The crows aren’t stupid. They don’t take hawks on one-on-one. They’re at a disadvantage and they know it. But a crowd of crows can discourage a hawk from hanging around looking for dinner.

I’m writing about our crows because I recently read a piece by Jenny Price about the Los Angeles River – usually considered something of a joke because it was encased in concrete by the Corps of Engineers – in which she talked about how cities are not, in fact, devoid of nature.

I have actually been paying attention to the nature around me for a long time, but I’m not sure I really thought of it as nature. But of course it is.

In addition to the crows, my sweetheart has discovered that there is a dawn redwood – a deciduous species of redwood that originated in the Arctic back when things were warmer there (so a very long time ago) that has migrated farther south to survive – in Mosswood Park, about five blocks away.

That’s not just nature; that’s ancient nature.

And of course, we have done a hike on a small trail to see the only remaining old-growth redwood in Oakland – a scraggly tree that’s hard to get to, which is probably why it survived the rush to make money off all those trees.

There are creeks here, though some have been forced underground. We are fortunate in the East Bay to have an abundance of parks, which helps keep nature a little more natural.

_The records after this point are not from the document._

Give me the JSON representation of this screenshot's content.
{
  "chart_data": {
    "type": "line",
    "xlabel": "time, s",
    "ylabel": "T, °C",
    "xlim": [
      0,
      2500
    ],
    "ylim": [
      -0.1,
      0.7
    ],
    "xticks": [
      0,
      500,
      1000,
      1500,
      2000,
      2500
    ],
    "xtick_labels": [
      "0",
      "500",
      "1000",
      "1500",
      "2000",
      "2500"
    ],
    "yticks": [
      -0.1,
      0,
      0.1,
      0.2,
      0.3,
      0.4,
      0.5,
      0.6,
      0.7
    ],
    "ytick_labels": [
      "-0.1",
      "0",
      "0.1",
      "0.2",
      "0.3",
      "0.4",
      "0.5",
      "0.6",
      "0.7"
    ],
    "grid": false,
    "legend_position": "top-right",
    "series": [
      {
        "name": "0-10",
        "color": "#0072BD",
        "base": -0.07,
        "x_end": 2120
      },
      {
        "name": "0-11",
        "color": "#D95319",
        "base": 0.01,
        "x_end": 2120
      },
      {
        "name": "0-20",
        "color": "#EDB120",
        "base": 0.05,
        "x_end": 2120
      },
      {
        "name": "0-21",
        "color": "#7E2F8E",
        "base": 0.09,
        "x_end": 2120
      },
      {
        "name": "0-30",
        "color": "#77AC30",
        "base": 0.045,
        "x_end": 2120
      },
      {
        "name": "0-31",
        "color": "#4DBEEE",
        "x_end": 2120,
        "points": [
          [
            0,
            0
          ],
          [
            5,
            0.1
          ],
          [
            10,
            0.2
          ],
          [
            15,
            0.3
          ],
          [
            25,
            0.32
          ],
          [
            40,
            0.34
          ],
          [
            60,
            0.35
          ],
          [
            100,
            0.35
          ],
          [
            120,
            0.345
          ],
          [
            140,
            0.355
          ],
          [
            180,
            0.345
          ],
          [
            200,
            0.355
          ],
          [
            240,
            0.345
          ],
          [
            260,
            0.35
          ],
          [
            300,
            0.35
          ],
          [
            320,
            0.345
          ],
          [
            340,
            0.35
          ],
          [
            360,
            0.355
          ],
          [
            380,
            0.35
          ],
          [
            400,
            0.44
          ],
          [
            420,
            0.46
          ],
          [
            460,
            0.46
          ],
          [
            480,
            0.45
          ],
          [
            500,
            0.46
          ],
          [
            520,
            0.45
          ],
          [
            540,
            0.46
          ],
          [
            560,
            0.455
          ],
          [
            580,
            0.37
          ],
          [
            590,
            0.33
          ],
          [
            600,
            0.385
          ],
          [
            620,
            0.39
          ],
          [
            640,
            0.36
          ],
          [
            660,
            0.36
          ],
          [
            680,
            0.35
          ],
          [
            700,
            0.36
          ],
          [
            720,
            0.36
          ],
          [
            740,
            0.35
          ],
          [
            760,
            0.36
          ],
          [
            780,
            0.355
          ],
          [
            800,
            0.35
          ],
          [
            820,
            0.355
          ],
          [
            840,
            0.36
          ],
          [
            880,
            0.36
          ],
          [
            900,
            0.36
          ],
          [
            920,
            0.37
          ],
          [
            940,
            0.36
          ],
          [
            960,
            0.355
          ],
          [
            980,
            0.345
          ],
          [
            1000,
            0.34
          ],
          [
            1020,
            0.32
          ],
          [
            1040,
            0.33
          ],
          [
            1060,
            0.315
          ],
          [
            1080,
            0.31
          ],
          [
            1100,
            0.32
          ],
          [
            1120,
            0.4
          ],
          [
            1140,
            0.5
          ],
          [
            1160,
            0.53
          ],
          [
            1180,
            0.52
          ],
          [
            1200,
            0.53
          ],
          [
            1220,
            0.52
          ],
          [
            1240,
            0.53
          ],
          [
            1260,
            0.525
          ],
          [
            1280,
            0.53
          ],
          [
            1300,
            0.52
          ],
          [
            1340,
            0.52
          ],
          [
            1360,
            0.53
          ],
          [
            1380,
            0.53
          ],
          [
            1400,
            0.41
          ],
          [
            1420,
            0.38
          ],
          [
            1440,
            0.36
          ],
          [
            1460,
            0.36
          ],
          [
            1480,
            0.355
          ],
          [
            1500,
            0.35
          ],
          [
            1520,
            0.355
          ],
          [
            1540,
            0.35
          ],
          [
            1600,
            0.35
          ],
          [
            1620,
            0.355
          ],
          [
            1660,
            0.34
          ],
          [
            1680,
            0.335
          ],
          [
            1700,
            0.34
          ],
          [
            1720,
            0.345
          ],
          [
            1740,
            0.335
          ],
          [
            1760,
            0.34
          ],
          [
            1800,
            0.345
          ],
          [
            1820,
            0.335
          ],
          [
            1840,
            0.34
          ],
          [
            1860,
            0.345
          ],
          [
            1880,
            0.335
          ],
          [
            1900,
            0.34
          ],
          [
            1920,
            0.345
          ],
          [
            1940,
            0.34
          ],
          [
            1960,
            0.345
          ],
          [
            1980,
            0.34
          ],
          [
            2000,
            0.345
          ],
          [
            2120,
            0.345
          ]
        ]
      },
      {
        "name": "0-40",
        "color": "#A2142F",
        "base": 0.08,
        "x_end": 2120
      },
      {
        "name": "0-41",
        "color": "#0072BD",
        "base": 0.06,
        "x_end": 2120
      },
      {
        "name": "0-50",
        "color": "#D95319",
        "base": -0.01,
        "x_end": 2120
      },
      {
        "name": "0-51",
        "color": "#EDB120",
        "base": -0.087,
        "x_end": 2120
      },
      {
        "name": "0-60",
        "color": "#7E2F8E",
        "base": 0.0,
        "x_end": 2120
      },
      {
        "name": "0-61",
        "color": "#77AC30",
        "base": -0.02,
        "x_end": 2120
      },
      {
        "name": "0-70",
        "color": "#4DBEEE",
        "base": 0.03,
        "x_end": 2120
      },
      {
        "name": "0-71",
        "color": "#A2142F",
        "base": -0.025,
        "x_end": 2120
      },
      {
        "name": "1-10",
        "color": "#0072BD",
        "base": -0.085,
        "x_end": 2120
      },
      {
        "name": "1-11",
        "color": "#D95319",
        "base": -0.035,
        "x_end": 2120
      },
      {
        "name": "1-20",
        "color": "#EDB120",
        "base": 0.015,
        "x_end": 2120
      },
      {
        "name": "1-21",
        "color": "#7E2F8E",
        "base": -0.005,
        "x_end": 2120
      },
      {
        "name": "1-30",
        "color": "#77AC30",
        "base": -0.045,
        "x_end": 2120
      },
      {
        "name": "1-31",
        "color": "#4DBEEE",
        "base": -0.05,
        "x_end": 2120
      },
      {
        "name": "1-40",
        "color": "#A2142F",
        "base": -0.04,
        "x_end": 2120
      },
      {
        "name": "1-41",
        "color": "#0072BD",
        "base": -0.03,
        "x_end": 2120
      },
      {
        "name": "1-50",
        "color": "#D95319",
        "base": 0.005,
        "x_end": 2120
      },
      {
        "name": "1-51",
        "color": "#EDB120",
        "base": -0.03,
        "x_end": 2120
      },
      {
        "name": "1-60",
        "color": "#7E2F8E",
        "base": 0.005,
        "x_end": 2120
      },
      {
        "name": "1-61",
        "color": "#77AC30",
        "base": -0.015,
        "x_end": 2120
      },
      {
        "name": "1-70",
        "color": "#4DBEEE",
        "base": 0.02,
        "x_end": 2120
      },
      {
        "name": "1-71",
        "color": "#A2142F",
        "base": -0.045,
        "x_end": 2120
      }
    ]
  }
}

And of course, there’s the Bay itself, never far away. Lots of nature there.

But mostly I see nature on my walks around the block. Some of it wild, some of it cultivated, a lot of it people and their dogs.

We are, after all, part of nature ourselves.

4 thoughts on “Learning to Look at Nature

  1. Yes, we tend to forget that everything we produce has its origin in nature—and one day will be thus reclaimed.

    I love crows. I once spent an entertaining morning listening to a couple conversing on our driveway. These weren’t just random squawks but fully formed utterances, followed by thoughtful responses. But alas, like you, I don’t speak crow either, so I have no idea what they were discussing. Maybe some fascinating intrigue. Or maybe just plans for lunch. . .

  2. I loved walking through Oakland with you with the hovering crow escort. Left me with the image of you being watched over by the crows, who would swoop in to defend you at need (not that you couldn’t defend yourself, but let us not scorn corvid assistance).